Tribunal Administratif de Cergy-Pontoise — Décision N° TA95-2110911

mardi 7 mars 2023

JuridictionTribunal Administratif de Cergy-Pontoise
SectionTribunal Administratif de Cergy-Pontoise
N° DossierTA95-2110911
TypeDécision
RecoursExcès de pouvoir
PublicationC
Formation1ère Chambre
Avocat requérantLE GOFF

Texte intégral

Vu la procédure suivante :

Par une requête et des mémoires enregistrés les 23 août 2021, 21 octobre 2021, 2 novembre 2021, 27 décembre 2022 et 12 janvier 2023, Mme B, représentée par Me Carine Le Goff, demande au tribunal :

1°) d'annuler l'arrêté du 23 juin 2021 par lequel le préfet des Hauts-de-Seine a rejeté sa demande de titre de séjour, lui fait obligation de quitter le territoire français dans un délai de trente jours et lui a interdit le retour en France pendant un an ;

2°) de procéder à l'effacement du nom de la requérante du fichier SIS ;

3°) d'enjoindre au préfet de lui délivrer un titre de séjour dans un délai de 15 jours à compter de la notification du jugement, sous astreinte de 100 euros par jour de retard ;

4°) de mettre à la charge de l'État, sur le fondement de l'article L. 761-1 du code de justice administrative, la somme de 1 200 euros à verser à Me Le Goff, en application au titre de l'article 37 alinéa 2 de la loi n°91-647 du 10 juillet 1991.

Elle soutient que :

sur du refus de titre de séjour :

- la décision a été signée par une autorité incompétente ;

- la décision est entaché d'un défaut de motivation ;

- la décision, est entachée d'un défaut d'examen

- la décision a été prise en méconnaissance de l'article 8 de la convention européenne de sauvegarde des droits de l'homme et des libertés fondamentales ;

- le préfet en refusant de lui délivrer un titre de séjour a commis une erreur manifeste d'appréciation sur les conséquences du refus sur la situation personnelle de l'intéressée.
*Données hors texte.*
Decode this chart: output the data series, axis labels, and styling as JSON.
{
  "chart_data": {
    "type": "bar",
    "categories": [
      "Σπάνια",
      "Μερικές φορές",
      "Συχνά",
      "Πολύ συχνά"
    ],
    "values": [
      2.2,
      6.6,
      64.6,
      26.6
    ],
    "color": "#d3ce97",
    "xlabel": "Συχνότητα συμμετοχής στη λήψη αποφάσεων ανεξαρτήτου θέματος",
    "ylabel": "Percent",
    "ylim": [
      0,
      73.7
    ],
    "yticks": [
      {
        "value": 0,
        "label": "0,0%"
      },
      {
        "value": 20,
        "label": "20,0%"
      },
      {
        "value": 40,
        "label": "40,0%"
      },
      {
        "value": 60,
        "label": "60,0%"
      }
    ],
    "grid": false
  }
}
sur de l'obligation de quitter le territoire français :

- la décision a été prise en méconnaissance de l'article L611-3 du code de l'entrée et du séjour et des étrangers et du droit d'asile de la convention européenne de sauvegarde des droits de l'homme et des libertés fondamentales ;

- l'obligation de quitter le territoire est illégale en conséquence de l'illégalité du refuis de titre ;

- la décision est entachée d'une erreur manifeste d'appréciation ;

- la décision et méconnaît les dispositions de l'article 8 de la convention européenne de sauvegarde des droits de l'homme et des libertés fondamentales.

sur de l'interdiction de retour sur le territoire français : que la décision est entachée d'une erreur de droit et d'une erreur manifeste d'appréciation.

Par un mémoire en défense, enregistré le 15 octobre 2021 le Préfet des Hauts-de-Seine a communiqué l'ensemble des pièces en sa possession et conclut au rejet de la requête.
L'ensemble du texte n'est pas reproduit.